Guernsey Post announces the release of stamps to celebrate the Year of the Rooster, the fourth instalment of its Chinese New Year series (release date 18 January).
Created by Sydney-based illustrator Chrissy Lau, each of the six stamps takes inspiration from the Chinese zodiac and feature richly patterned roosters, which are said to symbolise good luck and fortune.
One stamps depicts a rooster crowing as the sun comes up, reflecting Chinese folklore that the rooster represents ferocity, courage and faithfulness, as it calls to the sun every morning. Its red cockscomb resembles a scholar’s hat, whilst feng shui good luck statues inspire the Chinese coin pattern to its body.

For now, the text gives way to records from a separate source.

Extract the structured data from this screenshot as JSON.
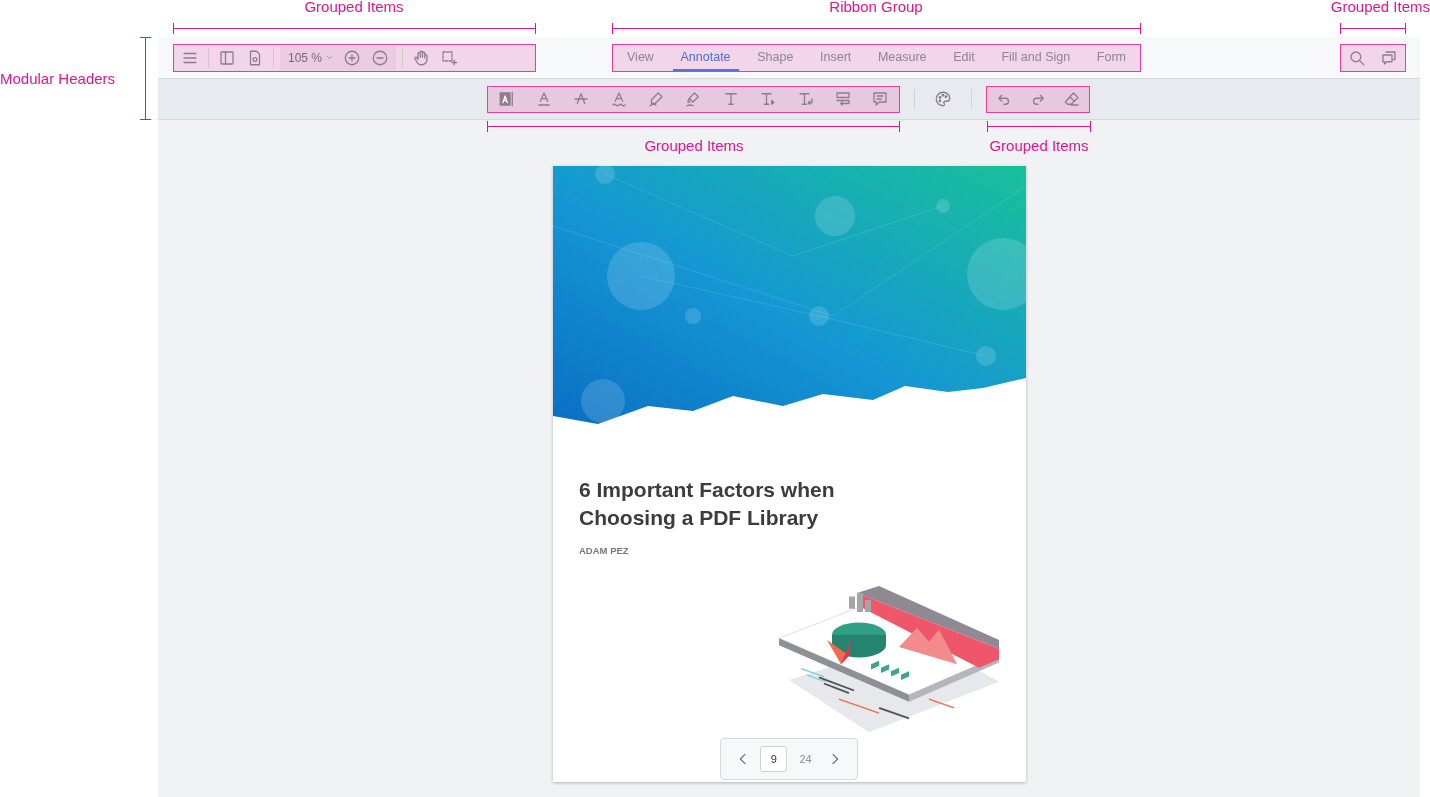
{
  "annotations": [
    {
      "label": "Grouped Items"
    },
    {
      "label": "Ribbon Group"
    },
    {
      "label": "Grouped Items"
    },
    {
      "label": "Modular Headers"
    },
    {
      "label": "Grouped Items"
    },
    {
      "label": "Grouped Items"
    }
  ],
  "header": {
    "zoom": {
      "value": "105 %"
    }
  },
  "ribbon": {
    "tabs": [
      {
        "label": "View",
        "selected": false
      },
      {
        "label": "Annotate",
        "selected": true
      },
      {
        "label": "Shape",
        "selected": false
      },
      {
        "label": "Insert",
        "selected": false
      },
      {
        "label": "Measure",
        "selected": false
      },
      {
        "label": "Edit",
        "selected": false
      },
      {
        "label": "Fill and Sign",
        "selected": false
      },
      {
        "label": "Form",
        "selected": false
      }
    ]
  },
  "document": {
    "title": "6 Important Factors when Choosing a PDF Library",
    "author": "ADAM PEZ"
  },
  "pagination": {
    "current": "9",
    "total": "24"
  }
}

Also taking inspiration from feng shui statues is a stamp depicting two roosters standing amongst gold ingots and coins to symbolise wealth and fortune. One of the roosters stands higher than the other, a symbol often used to congratulate newly appointed officials or those receiving a promotion.
Chinese flower patterns include the cockscomb (celosia) flower pattern, as seen on the rooster standing on its own, which is a Chinese motif for ‘may you be granted the good things that come with continual promotions’.
According to Chinese traditions, the chrysanthemum pattern seen on the rooster with an egg represents nobility and longevity. The wing tips have a simple cloud design that is often seen on the outer edges of ceramics; when repeated in a pattern this symbolises never-ending fortune.
The two roosters pecking have a prunus (flowering cherry) pattern to their bodies, which is the first flower to bloom in spring. Often seen in Chinese New Year imagery, it symbolises courage and hope as it bravely stands against the harsh winter. Food symbolism plays an important role during Chinese New Year and the depiction of a Chinese cabbage between the roosters is significant, as the Chinese name for the cabbage is homophonous with the words ‘hundred’ and ‘wealth’.
Two limited edition products are also available: a numbered gold foil replica of the souvenir sheet, which is produced in 24 carat gold (99.9% pure) and inside an acrylic display stand with a certificate of authenticity. Uncut printers’ sheets, supplied in a protective tube with a certificate bearing the issue number, are also available.
Bridget Yabsley, head of philatelic at Guernsey Post said: – “I am delighted that we were able to work with talented illustrator Chrissy Lau on the fourth issue for our Lunar New Year series, as she has again reflected her understanding of Chinese heritage into the stamps, which also feature additional gold highlights for added impact.”